Un racconto di Elena R. Marino
Numero di battute: 2483
Mi volto di scatto e dico no! Non è possibile! Così non possiamo andare avanti! Sono stufo quanto basta, sono stufo. Capisci?
Lo allontano con un dito, lo guardo aggrottando più che posso le sopracciglia, in modo da sembrare cattivo. «Te-ne-de-vi-anda-reee!» gli urlo.
Non sente ragione, mi perseguita così da giorni.
Stiamo camminando in periferia, ci siamo noi e le schiumette della vita, i detriti e i residui. Siamo tutti qui che camminiamo scoglionati per andare non si sa dove. Io lo saprei anche, dove sto andando, se lui non mi desse il tormento impedendomi di pensare. Sì, è questo il problema: mi impedisce di pensare. Mi butta addosso continuamente tutta questa tristezza, tutto questo squallore interiore. Cammina con il fiatone, manco riesce a starmi dietro, eppure parla, parla, parla.
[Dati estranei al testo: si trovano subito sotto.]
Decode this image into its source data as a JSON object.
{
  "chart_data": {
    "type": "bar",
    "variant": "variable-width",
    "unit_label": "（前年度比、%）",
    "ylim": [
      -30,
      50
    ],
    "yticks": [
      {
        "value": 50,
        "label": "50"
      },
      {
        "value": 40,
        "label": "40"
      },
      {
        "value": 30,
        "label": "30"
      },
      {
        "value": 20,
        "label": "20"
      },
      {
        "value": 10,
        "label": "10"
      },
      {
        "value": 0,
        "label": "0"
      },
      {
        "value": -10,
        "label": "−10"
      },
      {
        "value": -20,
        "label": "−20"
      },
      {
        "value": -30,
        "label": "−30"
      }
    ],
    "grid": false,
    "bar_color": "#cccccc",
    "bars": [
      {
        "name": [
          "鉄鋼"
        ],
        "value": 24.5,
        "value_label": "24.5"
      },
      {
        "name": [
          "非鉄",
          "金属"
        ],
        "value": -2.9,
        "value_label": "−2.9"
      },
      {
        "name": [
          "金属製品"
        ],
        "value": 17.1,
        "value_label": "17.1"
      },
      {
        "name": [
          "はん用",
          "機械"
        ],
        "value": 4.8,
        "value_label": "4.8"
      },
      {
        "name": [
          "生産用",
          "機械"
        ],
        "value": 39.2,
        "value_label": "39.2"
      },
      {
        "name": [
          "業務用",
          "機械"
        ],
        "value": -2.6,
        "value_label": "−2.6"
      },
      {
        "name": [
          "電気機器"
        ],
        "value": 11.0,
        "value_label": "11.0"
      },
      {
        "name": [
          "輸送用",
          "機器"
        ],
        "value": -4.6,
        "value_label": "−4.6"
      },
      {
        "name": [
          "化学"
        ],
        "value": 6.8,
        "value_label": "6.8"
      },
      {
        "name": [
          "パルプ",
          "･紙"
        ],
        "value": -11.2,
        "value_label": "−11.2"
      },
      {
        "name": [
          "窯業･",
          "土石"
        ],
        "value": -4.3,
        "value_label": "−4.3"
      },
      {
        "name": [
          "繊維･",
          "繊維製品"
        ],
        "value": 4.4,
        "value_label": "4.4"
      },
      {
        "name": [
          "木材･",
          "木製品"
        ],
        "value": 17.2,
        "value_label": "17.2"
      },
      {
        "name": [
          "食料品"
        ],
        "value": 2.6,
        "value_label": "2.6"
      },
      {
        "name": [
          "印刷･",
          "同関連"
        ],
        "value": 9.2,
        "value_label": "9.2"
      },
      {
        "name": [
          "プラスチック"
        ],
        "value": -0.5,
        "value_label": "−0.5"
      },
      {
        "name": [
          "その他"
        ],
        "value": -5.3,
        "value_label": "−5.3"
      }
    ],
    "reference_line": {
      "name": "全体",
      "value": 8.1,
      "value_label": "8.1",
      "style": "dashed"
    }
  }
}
«Non ci riuscirai mai... stai perdendo il tempo della tua vita... il tuo non è un sogno, è un’ossessione! Ti stai perdendo la vita vera... era... era...»
Così mi dice, il bastardo. Io mi tappo le orecchie. Bela bela beeeeeh!
E poi mi dice: «Vedrai, ti ammalerai se continui così, e tu lo sai!».
«Non sente ragione, mi perseguita così
da giorni.»
Io scappo verso il fiume, mi pare che forse potrei seminarlo. Ho gambe buone, io. Lui arranca. Eppure non riesco a spiccicarmelo di dosso, lo vedo arrivare nero con il suo naso schiacciato, la pelle sporca, i denti rovinati, i capelli unti: è brutto, non posso dire altro, piagnucola, mi dice che non ho nessun rispetto per lui, per le cose che lui mi dice, e che lui mi dice quelle cose perché mi vuole bene, e vuole prendersi cura di me, cura.
«Se soltanto tu riuscissi a essere un po’ più allegro!» gli urlo. «Basterebbe un po’ più di leggerezza, che diamine!»
Mi guarda stranito. Per lui una richiesta del genere è inaudita.
Siamo sul ponte che allaccia la città alla montagna. Sotto, il fiume è marrone denso.
Ne ho abbastanza, non c’è comunicazione fra noi, e io devo pur sopravvivere.
Sono più grosso di lui: lo prendo e lo scaravento giù. Nel caffellatte che scorre qui sotto.
Tanto è solo il mio alter ego, no?
È chiaro che è solo il mio alter ego. Potrebbe mai esistere una persona vera così lamentosa?
Guardo giù. Lo vedo annaspare, poi scomparire, poi riemergere e scorrere insieme al caffellatte. Si agita, ecco, guarda come si agita con le braccia. Poi fine. Inerte come un tronco lo vedo viaggiare verso Verona.
Rimango a pensare. Non c’è più davvero. Sono solo.
Forse non era il mio alter ego. Era un altro e basta.
Mi guardo attorno, inquieto. Adesso iniziano i miei guai, credo.
Elena Rosanna Marino (1967) lavora come regista e drammaturga al teatro Spazio 14 di Trento. Ha studiato Letteratura greca antica a Trento e a Urbino. Ha lavorato come ricercatrice presso l’Università di Torino. Ha collaborato a GI vocabolario della lingua greca di F. Montanari (Loescher) e ha scritto Gli scolî metrici antichi alle Olimpiche di Pindaro (Labirinti 1999), oltre a numerosi articoli su riviste. Dal 2003 ha abbandonato il greco per dedicarsi in modo professionale al teatro. Suoi racconti sono usciti su riviste.